One final word of advice...While licking the beaters is one of those things you simply HAVE to do when baking, you might not want to do this with a handmixer, unless of course you enjoy having your tongue caught and subsequently ripped out by one of these little fuckers.

Wednesday, August 5, 2009

Key Lime Pie: Fun With Whipped Cream

To be honest with you, I have a bit of a rocky relationship with pie. While there are a lot of pies I'm quite fond of, it seems like the only ones that get any press are the shit ones. I'm looking at you, apple pie. You hear me? You're dead to me, apple pie! You and all your fruit pie brethren! YOU'RE ALL DEAD TO ME! DEAD LIKE LINCOLN!

...Ahem. Sorry, don't know where that came from.

Anyways, the smoother pies have always held a place in my heart. Custards, puddings, shit like that, really. Stupid fruit pies think they're so great...Lemon and lime pies are a favourite, mostly because they have that tangy little kick to them, but they're still topped off with some sweet, fluffy goodness. Anyhoodle, thanks to Rocco Giovanni, I decided to try my hand at a Key Lime Pie this week. The recipe is as follows...

Key Lime Pie
(courtesy Joe's Stone Crab Restaurant)

  • 200 g of Graham Crackers
  • 5 Tb of melted butter
  • 3 Egg Yolks
  • 2 Tsp of lime zest
  • 14-oz of Condensed Milk
  • 2/3 cup of lime juice
  • An entire can of whipped cream
Start off by crushing the graham crackers in a food processor, or just wreck their shit with a rolling pin. You have no idea how much fun this part is to me. Love it. Anyway, once your done with that, stir in the melted butter until it's all sticky, then press it into a pie plate of your choosing. I always have trouble with this part, but who the hell are we kidding, no one cares about the crust anyways. It's all about the filling. Your crust can look like it was beaten to death with the fugly stick, but as long as you've got some rockin' filling, no one cares. Anyway, bake that at 350 degrees (F) for 8 minutes until it's golden brown.

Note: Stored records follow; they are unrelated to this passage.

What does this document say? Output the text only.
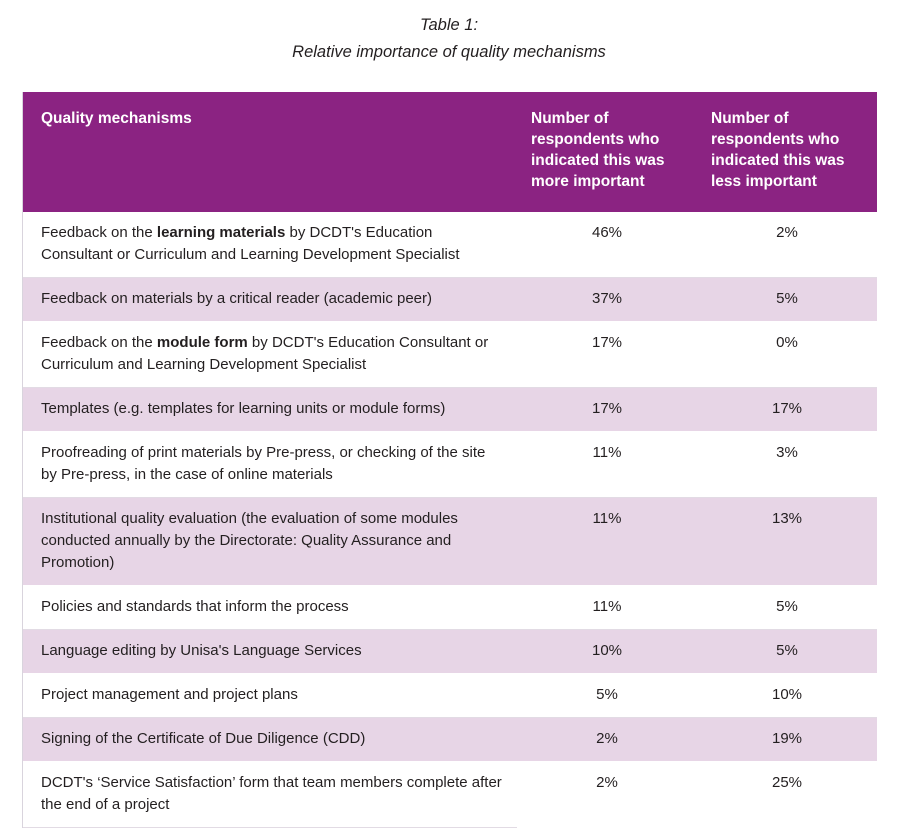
Table 1:
Relative importance of quality mechanisms
Quality mechanisms	Number of respondents who indicated this was more important	Number of respondents who indicated this was less important
Feedback on the learning materials by DCDT's Education Consultant or Curriculum and Learning Development Specialist	46%	2%
Feedback on materials by a critical reader (academic peer)	37%	5%
Feedback on the module form by DCDT's Education Consultant or Curriculum and Learning Development Specialist	17%	0%
Templates (e.g. templates for learning units or module forms)	17%	17%
Proofreading of print materials by Pre-press, or checking of the site by Pre-press, in the case of online materials	11%	3%
Institutional quality evaluation (the evaluation of some modules conducted annually by the Directorate: Quality Assurance and Promotion)	11%	13%
Policies and standards that inform the process	11%	5%
Language editing by Unisa's Language Services	10%	5%
Project management and project plans	5%	10%
Signing of the Certificate of Due Diligence (CDD)	2%	19%
DCDT's ‘Service Satisfaction’ form that team members complete after the end of a project	2%	25%
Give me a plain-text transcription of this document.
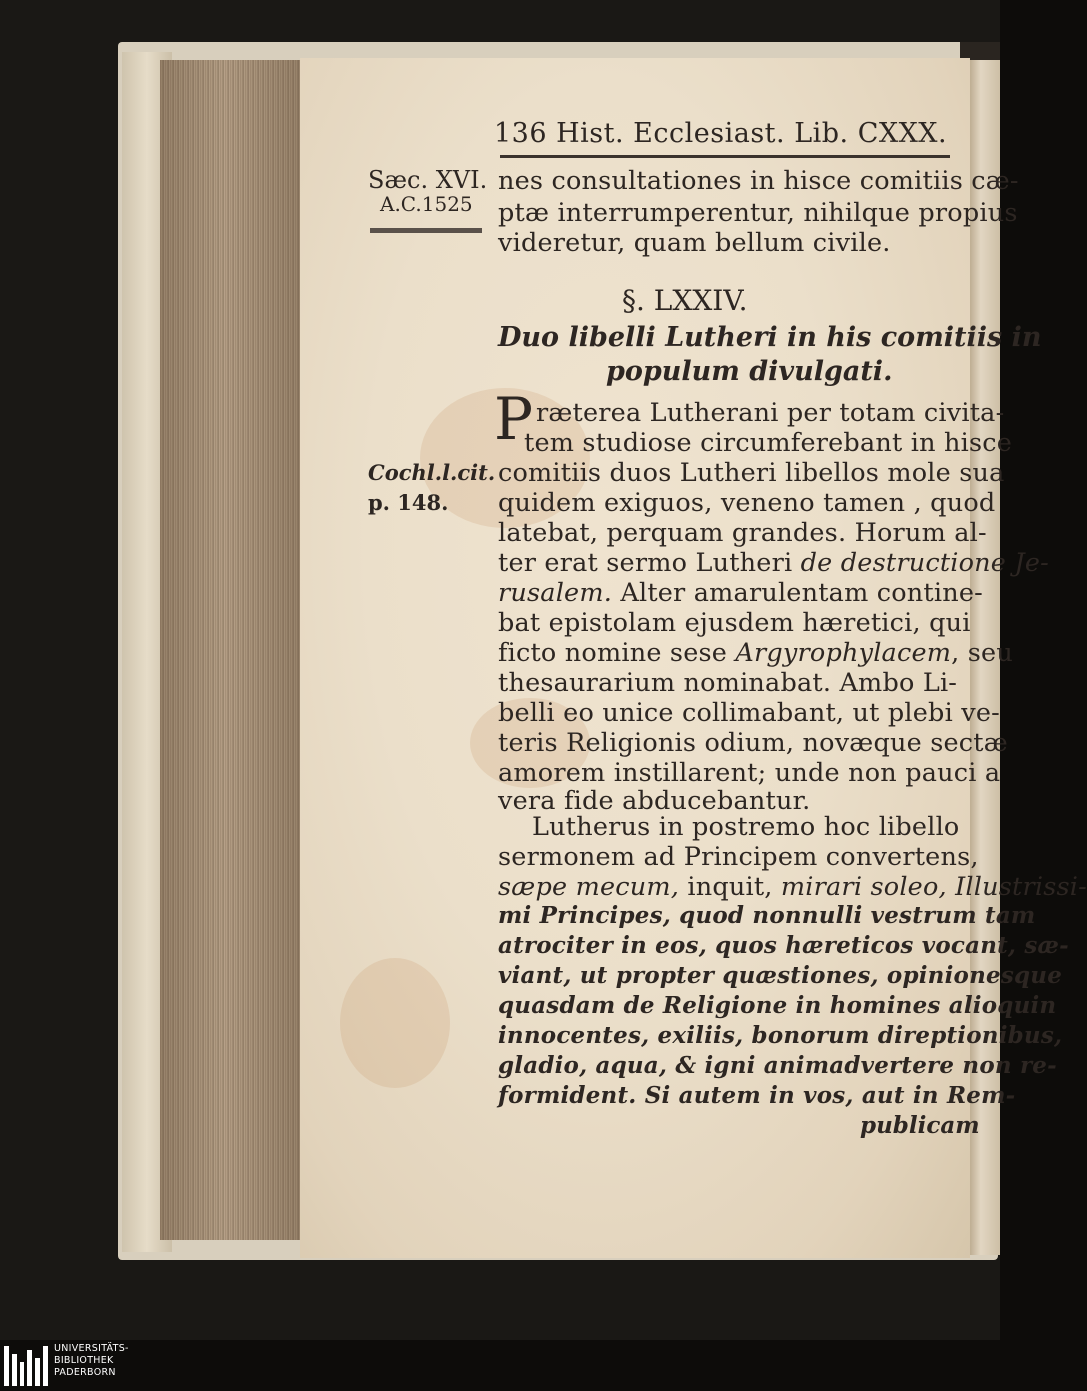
136 Hist. Ecclesiast. Lib. CXXX.
Sæc. XVI.
A.C.1525
Cochl.l.cit.
p. 148.
nes consultationes in hisce comitiis cæ-
ptæ interrumperentur, nihilque propius
videretur, quam bellum civile.
§. LXXIV.
Duo libelli Lutheri in his comitiis in
populum divulgati.
P ræterea Lutherani per totam civita-
tem studiose circumferebant in hisce
comitiis duos Lutheri libellos mole sua
quidem exiguos, veneno tamen , quod
latebat, perquam grandes. Horum al-
ter erat sermo Lutheri de destructione Je-
rusalem. Alter amarulentam contine-
bat epistolam ejusdem hæretici, qui
ficto nomine sese Argyrophylacem, seu
thesaurarium nominabat. Ambo Li-
belli eo unice collimabant, ut plebi ve-
teris Religionis odium, novæque sectæ
amorem instillarent; unde non pauci a
vera fide abducebantur.
Lutherus in postremo hoc libello
sermonem ad Principem convertens,
sæpe mecum, inquit, mirari soleo, Illustrissi-
mi Principes, quod nonnulli vestrum tam
atrociter in eos, quos hæreticos vocant, sæ-
viant, ut propter quæstiones, opinionesque
quasdam de Religione in homines alioquin
innocentes, exiliis, bonorum direptionibus,
gladio, aqua, & igni animadvertere non re-
formident. Si autem in vos, aut in Rem-
publicam
UNIVERSITÄTS-
BIBLIOTHEK
PADERBORN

Next, beat together the three egg yolks with the lime zest into a frothy goodness with an electric mixer, or, if you're like me and you're too cheap to buy one and you're too lazy to steal the one your dad never uses, beat it with a whisk until your arm gets tired and your sex life goes down the drain. Afterward, beat in the condensed milk gradually until it becomes thick and delicious, then do the same for the lime juice. Pour the filling into the pie crust and bake it at 350 (again) for ten minutes. When it's done, cool it on a rack, then fridge that bitch.
Once it's completely cool, break out that can of whipped cream and go to town. Put as much or as little on it as you want. Personally, I like to smother it with whipped cream because, let's face it, whipped cream is delicious. Actually, I might have gone just a tiny bit overboard with the whipped cream...
What can I say? I loves me my whipped cream.